Similarly, if you're moving large binary data — say, multi-gigabyte video assets — through your workflow, you don't want to put bytes in events. Use object storage as the source of truth and pass references in events. Inngest events are JSON, and the runtime is happiest with payloads in the kilobyte range.

The third "don't" case: real-time, low-latency interactive experiences. If a user is staring at a loading spinner waiting for output, the event-driven path adds milliseconds you don't have. For live AI chat, run inference in the request path and reserve Inngest for the durable side jobs (saving conversations, generating titles, computing recommendations).

What an end-to-end production run feels like

To make all of this concrete, here's the actual sequence I see in our dashboard for a typical support inquiry on a busy day. A customer submits a ticket through our web form. The Next.js Route Handler validates the input, persists the inquiry to Postgres, and calls inngest.send("support/inquiry.received", { ... }). The handler returns to the user in roughly 80 milliseconds. The user sees their confirmation immediately.

A few hundred milliseconds later, handleInquiry picks up the event. It runs the Gemini summary, persists the draft, posts the summary to Slack with an approve link. A teammate clicks approve in Slack — that triggers a small Next.js endpoint that calls inngest.send("support/reply.approved", { inquiryId, approvedBy }). autoReplyWithApproval, which has been blocked on waitForEvent since the inquiry arrived, wakes up, sends the reply email, and writes a final status event.

If anywhere in that pipeline a step fails — Slack outage, Gemini quota burst, email provider blip — Inngest retries the failed step alone, replays the cached results from earlier successful steps, and the user gets their reply with no human intervention. We added pingdom-style external monitoring in the first month and have not had to use it. The dashboard tells us first.

Closing thought

The biggest mindset shift Inngest forced on me wasn't technical. It was learning to think about my AI code in two timeframes: the synchronous part the user sees, which has to be fast and correct, and the durable background, which has to be resumable and correct. Once you internalize that split, you stop writing 600-line Edge Functions that do everything inline and start designing systems that gracefully survive their own failures.

Antigravity makes the editor side of that work easier — its agents are remarkably good at refactoring "do everything in one place" code into clean step-by-step functions. Inngest makes the runtime side reliable. Together they give a small team the kind of operational guarantees that used to require a platform team. Take one risky workflow this week and move it behind a function. The first time you replay a production failure with one button click, you'll wonder how you ever shipped without it.

A note on cost

One question I get from readers thinking about adopting durable execution: "won't this make my infrastructure bill explode?" In my experience, no — and often the opposite. The Gemini calls I avoid by not retrying successful steps add up fast. On a workflow that fans out to thousands of users, even a 5% transient failure rate without Inngest means 5% of every step downstream gets re-executed. With per-step caching, only the failing step retries. The math has favored Inngest for every workload I've moved over so far.

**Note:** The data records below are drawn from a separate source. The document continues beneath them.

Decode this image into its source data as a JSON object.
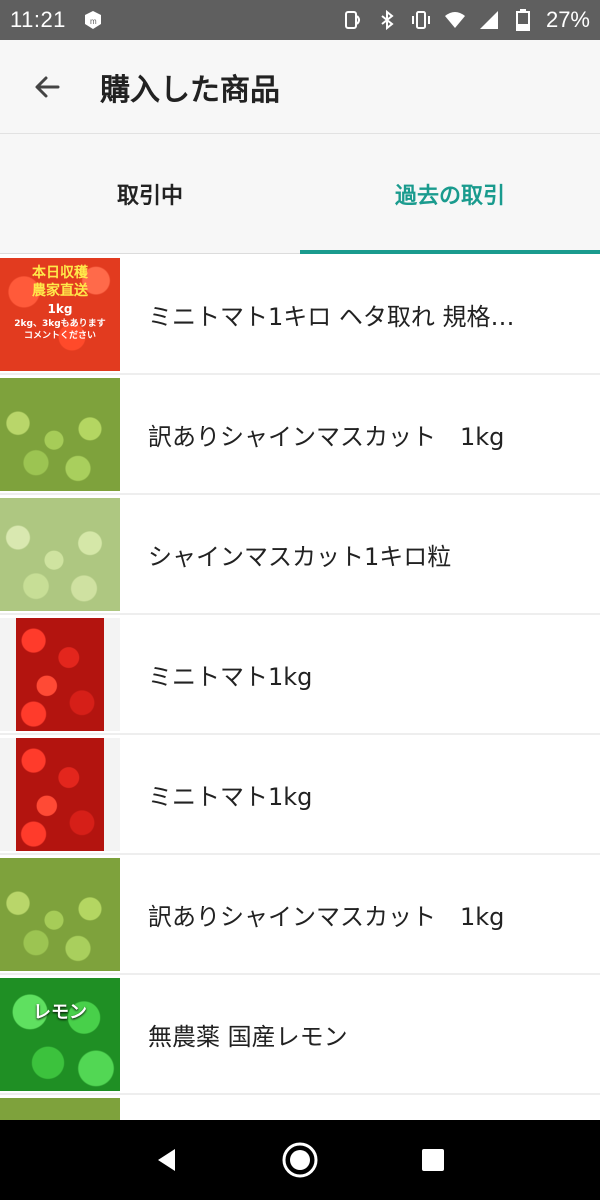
{
  "status_bar": {
    "time": "11:21",
    "battery": "27%",
    "icons": [
      "app-notification-icon",
      "nfc-icon",
      "bluetooth-icon",
      "vibrate-icon",
      "wifi-icon",
      "signal-icon",
      "battery-icon"
    ]
  },
  "header": {
    "title": "購入した商品",
    "back_icon": "arrow-left-icon"
  },
  "tabs": [
    {
      "label": "取引中",
      "active": false
    },
    {
      "label": "過去の取引",
      "active": true
    }
  ],
  "items": [
    {
      "title": "ミニトマト1キロ ヘタ取れ 規格…",
      "thumb": "tomato-promo",
      "promo": {
        "line1": "本日収穫",
        "line2": "農家直送",
        "weight": "1kg",
        "note1": "2kg、3kgもあります",
        "note2": "コメントください"
      }
    },
    {
      "title": "訳ありシャインマスカット　1kg",
      "thumb": "grape"
    },
    {
      "title": "シャインマスカット1キロ粒",
      "thumb": "grape-white"
    },
    {
      "title": "ミニトマト1kg",
      "thumb": "cherry"
    },
    {
      "title": "ミニトマト1kg",
      "thumb": "cherry"
    },
    {
      "title": "訳ありシャインマスカット　1kg",
      "thumb": "grape"
    },
    {
      "title": "無農薬 国産レモン",
      "thumb": "lemon",
      "thumb_text": "レモン"
    },
    {
      "title": "",
      "thumb": "grape"
    }
  ],
  "colors": {
    "accent": "#1a9b8e",
    "status_bar": "#5f5f5f",
    "app_bar": "#f7f7f7",
    "nav_bar": "#000000"
  },
  "nav": {
    "back": "triangle-back-icon",
    "home": "circle-home-icon",
    "recents": "square-recents-icon"
  }
}
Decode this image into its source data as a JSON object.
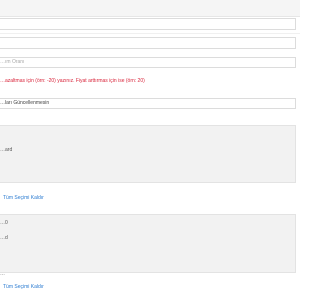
{
  "fields": {
    "ratio_placeholder": "…ım Oranı",
    "price_hint": "…azaltmas için (örn: -20) yazınız. Fiyat arttırmas için ise (örn: 20)",
    "update_select_value": "…ları Güncellenmesin"
  },
  "cards": [
    {
      "text_line": "…ard",
      "clear_link": "Tüm Seçimi Kaldır"
    },
    {
      "text_line_1": "…0",
      "text_line_2": "…d",
      "text_line_3": "…",
      "clear_link": "Tüm Seçimi Kaldır"
    }
  ],
  "colors": {
    "hint_red": "#d9243a",
    "link_blue": "#2a7bd1",
    "band_gray": "#f5f5f5"
  }
}
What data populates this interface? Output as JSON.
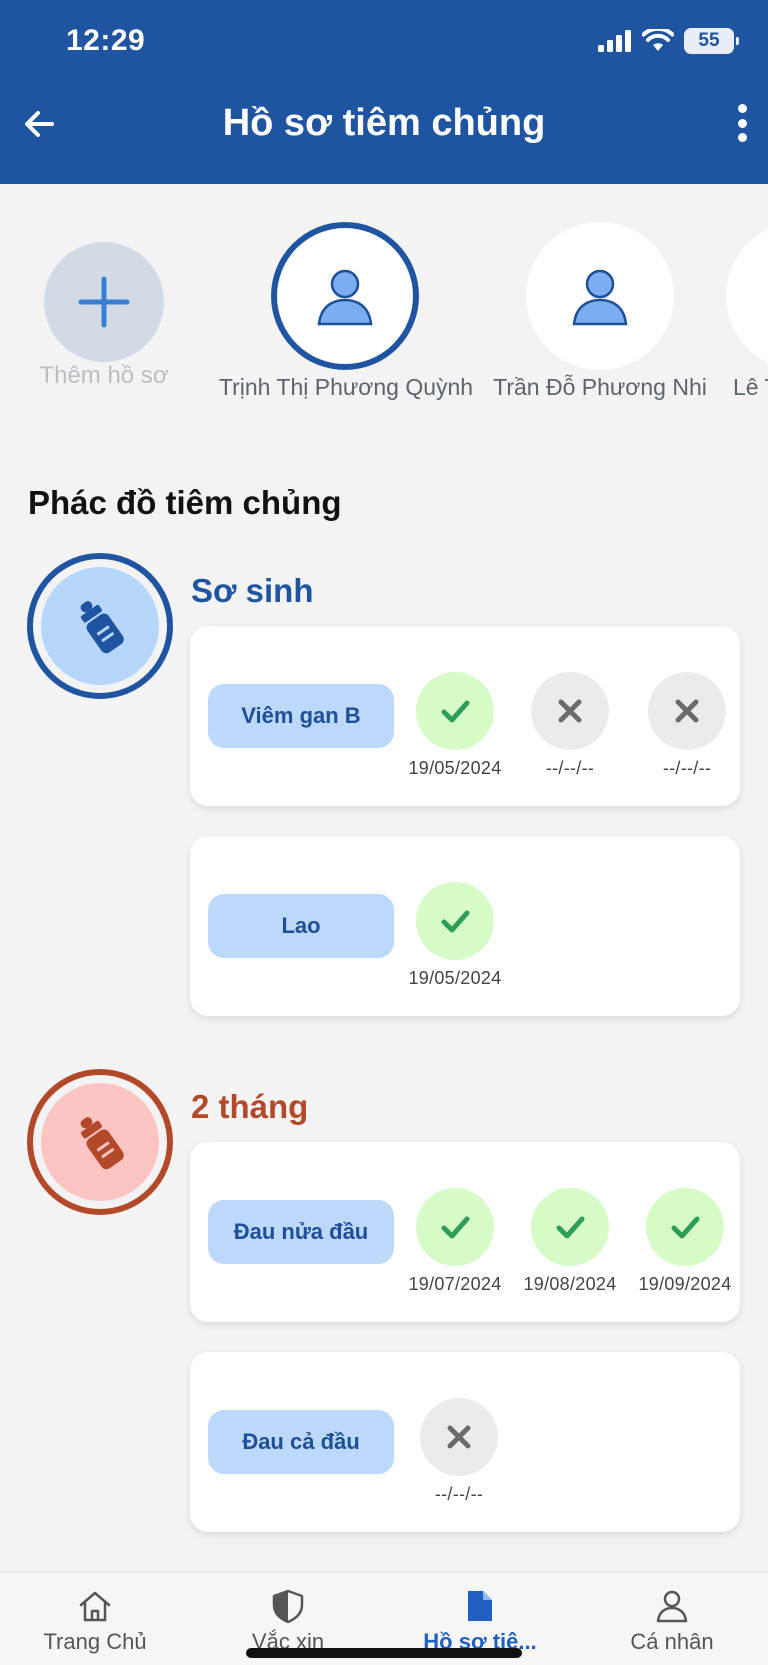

If you're cost-sensitive enough that this matters, instrument each step with the model token count and the wall time, and ship those metrics into your existing analytics pipeline. After a week of data you'll know exactly which step is your dominant cost and where to invest in caching, smaller models, or prompt tightening. That's a much better conversation to have than "AI is expensive" in the abstract.